The digital signage sessions and the digital signage area of the floor both attracted significant traffic, in contrast to previous years. Sessions took on a tone of experiential sharing, rather than pie-in-the-sky forecasts. One topic that came up several times was continuing discussion around measurement. It seems that the advertisers and their agencies are anxious to evaluate out of home networks in terms and measures that are analogous to traditional media outlets. In quizzing several neutral parties, none questioned the efficacy of digital signage. We are clearly over that hurdle. At issue is the relative value of one network to another, one location to another, even one day part to another. Measurement services will begin to emerge, as discussed in a previous entry entitled “Wallet Share: Measuring the Impact of Digital Signage”. Of equal importance, analytical tools such as DS-IQ’s Uplift Analytics Service will enable retailers in particular to make some sense of the combination of media player logs and POS data.
The exhibit floor of a tradeshow is a wonderful barometer of how digital media has become an accepted and expected part of business and everyday life. The vast majority of booths had at least one digital display, and many booths had several. I found it ironic that there were lots of booths with mannequins, fronted by digital displays. As we saw at NRF’s X07 exhibit in January, the day is not far off where the customer will become his/her own mannequin! With so many displays flashing as you walk the aisles, never was it so clear that content is, and always will be, king. Don’t take shortcuts there.
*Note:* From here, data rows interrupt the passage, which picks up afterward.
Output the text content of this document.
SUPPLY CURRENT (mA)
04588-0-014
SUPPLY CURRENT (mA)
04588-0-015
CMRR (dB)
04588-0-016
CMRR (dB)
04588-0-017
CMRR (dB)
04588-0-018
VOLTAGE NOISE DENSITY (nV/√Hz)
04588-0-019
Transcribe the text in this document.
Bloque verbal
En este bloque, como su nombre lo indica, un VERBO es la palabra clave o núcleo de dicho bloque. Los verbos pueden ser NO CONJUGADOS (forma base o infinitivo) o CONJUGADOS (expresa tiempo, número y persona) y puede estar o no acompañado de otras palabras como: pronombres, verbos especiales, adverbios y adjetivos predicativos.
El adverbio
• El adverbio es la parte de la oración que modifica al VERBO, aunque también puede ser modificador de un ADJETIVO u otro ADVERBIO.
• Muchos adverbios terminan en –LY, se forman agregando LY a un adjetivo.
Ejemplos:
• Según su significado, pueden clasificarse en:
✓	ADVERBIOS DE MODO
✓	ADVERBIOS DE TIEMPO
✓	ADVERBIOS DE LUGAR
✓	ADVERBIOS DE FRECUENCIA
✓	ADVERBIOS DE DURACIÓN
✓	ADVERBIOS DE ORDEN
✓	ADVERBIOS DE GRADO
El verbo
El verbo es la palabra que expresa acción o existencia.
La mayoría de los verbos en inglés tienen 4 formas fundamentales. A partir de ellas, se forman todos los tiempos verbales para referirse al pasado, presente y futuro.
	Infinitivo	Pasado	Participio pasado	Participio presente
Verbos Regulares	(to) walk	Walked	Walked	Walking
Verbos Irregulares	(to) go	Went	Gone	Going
Speaking of exhibits, I was encouraged by the evolution of the Digital Store section of the show. There was a lot for attendees to take in, and needless to say, lots and lots of large digital screens. What struck me was what wasn’t on display in most digital signage technology booths: the media players. At RDM’s booth, our workhorse NEOCAST Media Player XF and HD-ready NEOCAST Media Player Z were perched on small shelves under our two 32” screens. We like to talk about purpose-built appliances with embedded software that are in fact media players and nothing else. It occurred to me that the hidden players in other booths were hidden for a reason: they are off-the-shelf PCs loaded with add-on software to give them media player capabilities. Therein lies the rub: they are PCs first and always, and calling them anything else is questionable semantics. I would hide them too, if they were part of our solution. The truth is, not a lot of retail CIOs relish the thought of remote management of hundreds or thousands of unattended PCs. We consider ourselves a software-centric solutions company, and part of our solution is deployed as embedded firmware on the rugged media player appliance platform. Why hide it in a cabinet if it works?